Seveneves: A Novel

Seen on a video window in the display above, the hanger’s tailgate dilated, showing a disk of black sky. A tattoo of metallic clunks let them know that the brakes on the sled had been released. Driven down the ramp by centripetal force, it built speed all the way to the lip of the hanger deck and then stopped short with a sneeze from its shock absorbers. The flivver jerked free of the sled. From its occupants’ point of view, it seemed to fall off the edge of the deck and into space. En route it picked up a bit of a tumble, which was killed by quick firings of its thrusters.

 

They became weightless. Kath Two took her helmet off but kept her head nestled in the couch’s rest for a minute while her inner ear adjusted. Meanwhile she was groping in a compartment in her armrest for a varp, which was what people normally used in place of flat-panel display screens when they wanted to interact with some kind of app. It was an old enough word that most people had forgotten it was an acronym for something like Vision Augmentation Retro-Projector. Styles varied, but the baseline model looked like a heavy-framed pair of glasses. Mounted in that frame were cameras that could see the way her hands were moving, a microphone that could hear her speech, and other cameras that could track her gaze. A number of glowing figments appeared in her peripheral vision as she slipped them on, and she was able to reach out and activate one of them to launch Parambulator. This gave her a schema of the flivver’s situation in the universe: in the center, a blue disk representing New Earth, under a gray film of atmosphere. Well outside of that, the orbital track of the bolo’s center, the twin trajectories of its two hangers snaking around it. This was what they had just left behind. A blinking green dot showed their current location on their new orbit, a fat ellipse whose apogee coincided with the circle of habitats that hung above the planet at geosynchronous altitude. Over the next twelve hours they would coast up to that height, then strap back into the couches and use other means to effect a delta vee that would sync them up with whichever habitat they decided upon.

 

The world in which essentially all three billion humans lived, as depicted from “above” (high over the North Pole, looking “down” on the whole system) was a hair-thin ring some eighty-four thousand kilometers across—roughly seven times the diameter of the blue-and-white planet in its center. The objects that made up the ring, though they seemed big to the humans who lived in them, were evanescent particles compared to the ring’s overall scale. Imagine the thinnest possible jewelry chain, a nearly invisible trace of platinum around a woman’s neck.
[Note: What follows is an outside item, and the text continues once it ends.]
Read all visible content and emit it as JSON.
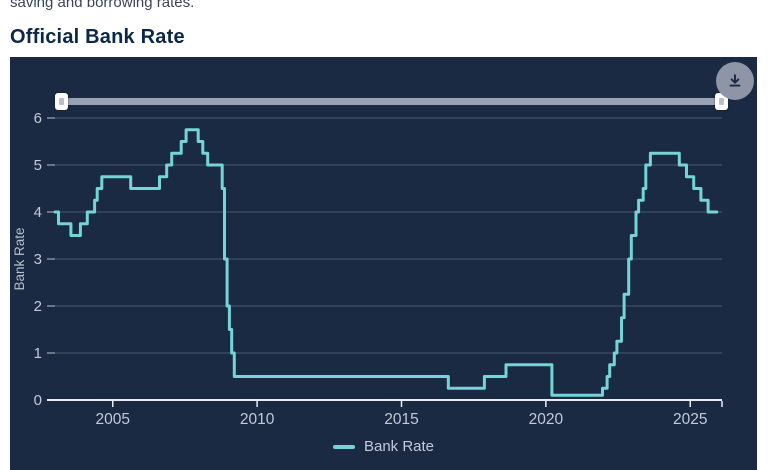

Make a perfect circle of that same chain ten meters in diameter, and that gives a picture of the ring’s thinness in comparison to its overall size. It was more easily viewed in artificial renderings like the one on Kath Two’s varp, where the points that made up the ring—the individual habitats—were drawn as unrealistically large, color-coded pips.

 

Seen that way, the circle was chopped into eight arcs of roughly equal size, each subtending about forty-five degrees. At long zoom, these were glinting and luminously iridescent, with much shorter gray arcs—the boneyards, they were called—sticking them together.

 

At a closer zoom, the pointillistic nature of the image became obvious, and the system began helpfully to superimpose labels and numbered meridians. There were more than nine thousand active habitats distributed among those eight segments. The boneyards contained another several hundred—mostly obsolete ones being cut up for scrap—as well as unused fragments of the moon and the odd captured asteroid, there to serve as raw material for new construction.

 

Any object that was not inhabited—because it wasn’t finished yet, because it was abandoned, or because it was just a rock—was rendered as a gray dot. This accounted for the dull appearance of the eight boneyards.